Friday, September 5, 2008

Deprived of a Loaf of Garlicy Bread

There is a very good reason the average college student strategically avoids eight o'clock classes and continuously grumbles about those their schedule and graduation date force upon them. If any of us were morning people before entering freshman year, it's likely that we've become quite acclimated to hitting the snooze button. All night cram sessions, projects that have been put off and put off some more, and parties keep students awake far too long for them to function shortly after the break of dawn. Stop me now if these stereotypes simply don't fit, and I'll admit I'm just talking about myself.

Yesterday I found myself yawning excessively during class because my body was dreaming of that bed I had left sooner than I wanted to, the bed I didn't get to curl up and fall asleep in until 2:30am.

The pathetic part is that a loaf of bread kept me up.

You would think I'd have learned my lesson by now, but when I set about kneading my biga into the rest of my dough it was 8pm, and I couldn't imagine the entire process of making a rustic country loaf of bread would keep me up past midnight. Oh, was I wrong.

To save you the mundane details of watching the clock tick away necessary intervals of rising, I will just say that my efforts were not in vain. I pulled a beautiful loaf out of the oven, chuckling at what I was going to do with such a massive amount of bread. (It was huge.)

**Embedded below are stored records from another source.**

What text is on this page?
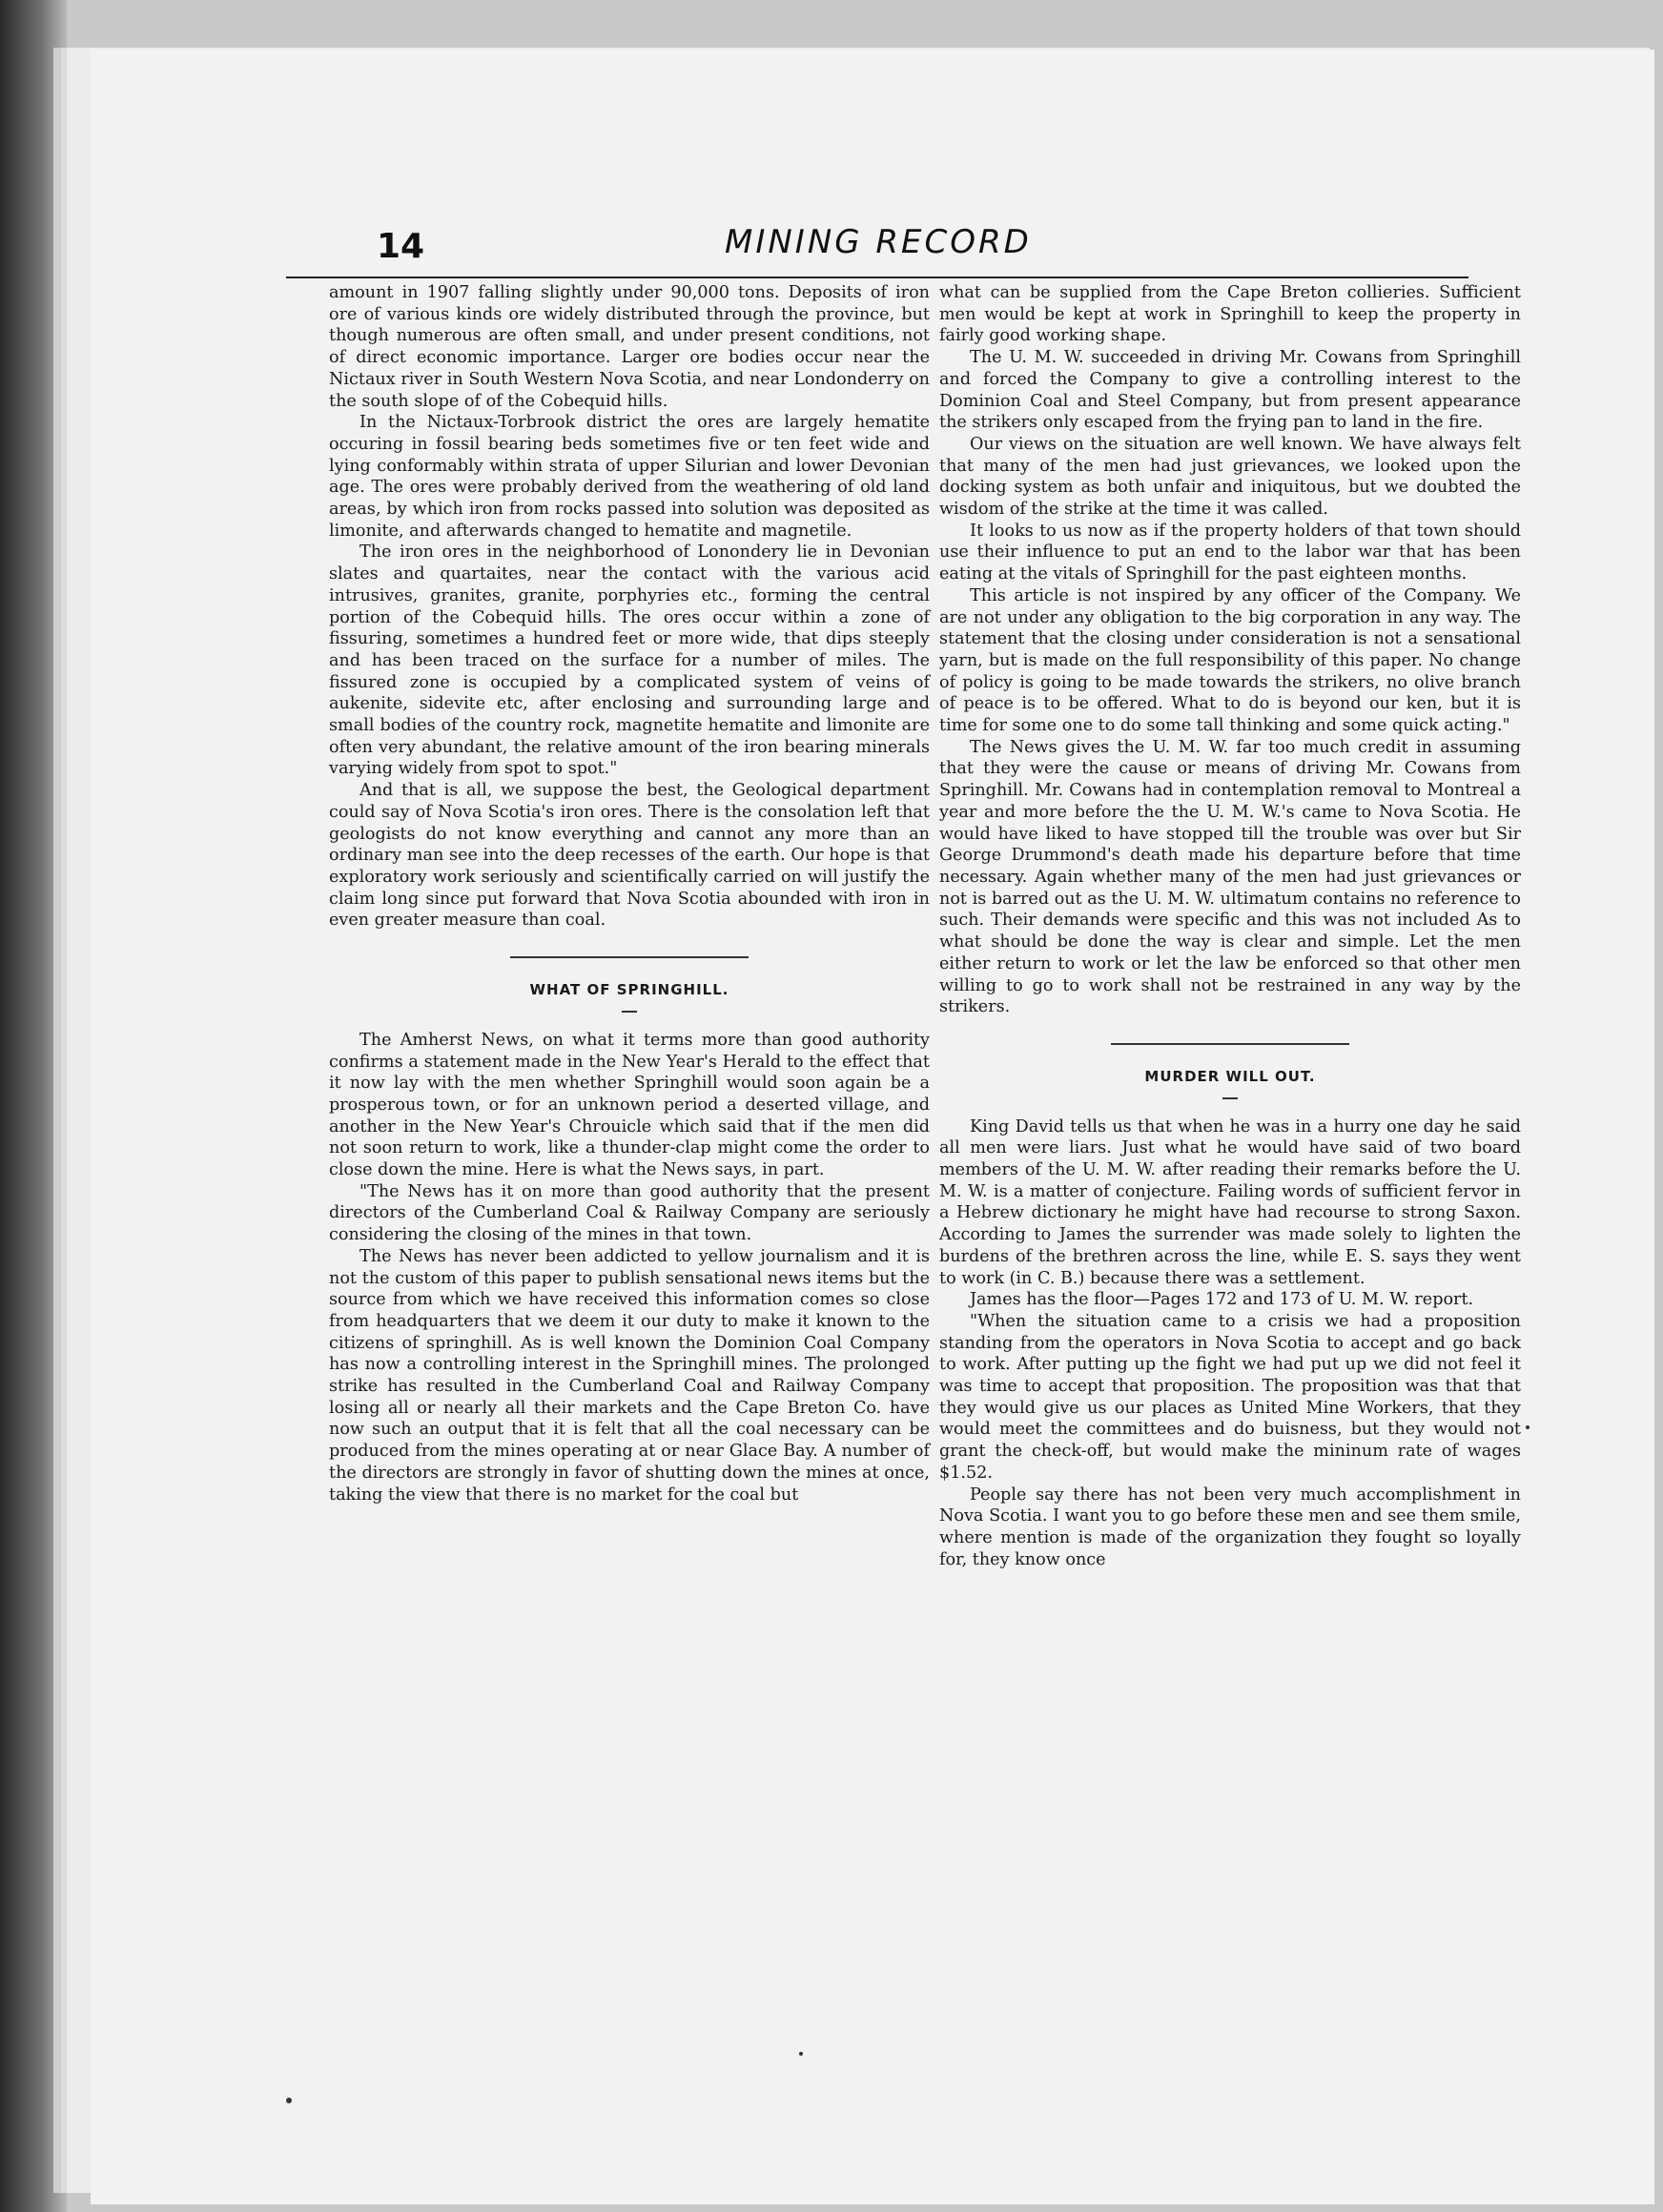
14	MINING RECORD

amount in 1907 falling slightly under 90,000 tons. Deposits of iron ore of various kinds ore widely distributed through the province, but though numerous are often small, and under present conditions, not of direct economic importance. Larger ore bodies occur near the Nictaux river in South Western Nova Scotia, and near Londonderry on the south slope of of the Cobequid hills.

In the Nictaux-Torbrook district the ores are largely hematite occuring in fossil bearing beds sometimes five or ten feet wide and lying conformably within strata of upper Silurian and lower Devonian age. The ores were probably derived from the weathering of old land areas, by which iron from rocks passed into solution was deposited as limonite, and afterwards changed to hematite and magnetile.

The iron ores in the neighborhood of Lonondery lie in Devonian slates and quartaites, near the contact with the various acid intrusives, granites, granite, porphyries etc., forming the central portion of the Cobequid hills. The ores occur within a zone of fissuring, sometimes a hundred feet or more wide, that dips steeply and has been traced on the surface for a number of miles. The fissured zone is occupied by a complicated system of veins of aukenite, sidevite etc, after enclosing and surrounding large and small bodies of the country rock, magnetite hematite and limonite are often very abundant, the relative amount of the iron bearing minerals varying widely from spot to spot."

And that is all, we suppose the best, the Geological department could say of Nova Scotia's iron ores. There is the consolation left that geologists do not know everything and cannot any more than an ordinary man see into the deep recesses of the earth. Our hope is that exploratory work seriously and scientifically carried on will justify the claim long since put forward that Nova Scotia abounded with iron in even greater measure than coal.

WHAT OF SPRINGHILL.

The Amherst News, on what it terms more than good authority confirms a statement made in the New Year's Herald to the effect that it now lay with the men whether Springhill would soon again be a prosperous town, or for an unknown period a deserted village, and another in the New Year's Chrouicle which said that if the men did not soon return to work, like a thunder-clap might come the order to close down the mine. Here is what the News says, in part.

"The News has it on more than good authority that the present directors of the Cumberland Coal & Railway Company are seriously considering the closing of the mines in that town.

The News has never been addicted to yellow journalism and it is not the custom of this paper to publish sensational news items but the source from which we have received this information comes so close from headquarters that we deem it our duty to make it known to the citizens of springhill. As is well known the Dominion Coal Company has now a controlling interest in the Springhill mines. The prolonged strike has resulted in the Cumberland Coal and Railway Company losing all or nearly all their markets and the Cape Breton Co. have now such an output that it is felt that all the coal necessary can be produced from the mines operating at or near Glace Bay. A number of the directors are strongly in favor of shutting down the mines at once, taking the view that there is no market for the coal but

what can be supplied from the Cape Breton collieries. Sufficient men would be kept at work in Springhill to keep the property in fairly good working shape.

The U. M. W. succeeded in driving Mr. Cowans from Springhill and forced the Company to give a controlling interest to the Dominion Coal and Steel Company, but from present appearance the strikers only escaped from the frying pan to land in the fire.

Our views on the situation are well known. We have always felt that many of the men had just grievances, we looked upon the docking system as both unfair and iniquitous, but we doubted the wisdom of the strike at the time it was called.

It looks to us now as if the property holders of that town should use their influence to put an end to the labor war that has been eating at the vitals of Springhill for the past eighteen months.

This article is not inspired by any officer of the Company. We are not under any obligation to the big corporation in any way. The statement that the closing under consideration is not a sensational yarn, but is made on the full responsibility of this paper. No change of policy is going to be made towards the strikers, no olive branch of peace is to be offered. What to do is beyond our ken, but it is time for some one to do some tall thinking and some quick acting."

The News gives the U. M. W. far too much credit in assuming that they were the cause or means of driving Mr. Cowans from Springhill. Mr. Cowans had in contemplation removal to Montreal a year and more before the the U. M. W.'s came to Nova Scotia. He would have liked to have stopped till the trouble was over but Sir George Drummond's death made his departure before that time necessary. Again whether many of the men had just grievances or not is barred out as the U. M. W. ultimatum contains no reference to such. Their demands were specific and this was not included As to what should be done the way is clear and simple. Let the men either return to work or let the law be enforced so that other men willing to go to work shall not be restrained in any way by the strikers.

MURDER WILL OUT.

King David tells us that when he was in a hurry one day he said all men were liars. Just what he would have said of two board members of the U. M. W. after reading their remarks before the U. M. W. is a matter of conjecture. Failing words of sufficient fervor in a Hebrew dictionary he might have had recourse to strong Saxon. According to James the surrender was made solely to lighten the burdens of the brethren across the line, while E. S. says they went to work (in C. B.) because there was a settlement.

James has the floor—Pages 172 and 173 of U. M. W. report.

"When the situation came to a crisis we had a proposition standing from the operators in Nova Scotia to accept and go back to work. After putting up the fight we had put up we did not feel it was time to accept that proposition. The proposition was that that they would give us our places as United Mine Workers, that they would meet the committees and do buisness, but they would not grant the check-off, but would make the mininum rate of wages $1.52.

People say there has not been very much accomplishment in Nova Scotia. I want you to go before these men and see them smile, where mention is made of the organization they fought so loyally for, they know once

But it was also delicious. I sliced the thing in half the next morning and brought one portion over to a house full of guys, and my roommates and I are still picking away at what's left.

It was an almost foolproof recipe, thanks to the details and specifics that can be depended on from Cook's Illustrated. It would have been even more perfect, if I would buckle down and save enough money for a baking thermometer, spray bottle, and bench scraper (I know these can probably come incredibly cheap, but, hey, I'm a student).

Oh, one last note! I made this recipe my own by roasting a head of garlic beforehand and distributing the cloves on the flattened rectangle of dough just before shaping it into a loaf. It was a delicious touch, but if you choose to do this, I would definitely advise using two heads, to make sure there are at least two cloves in every slice.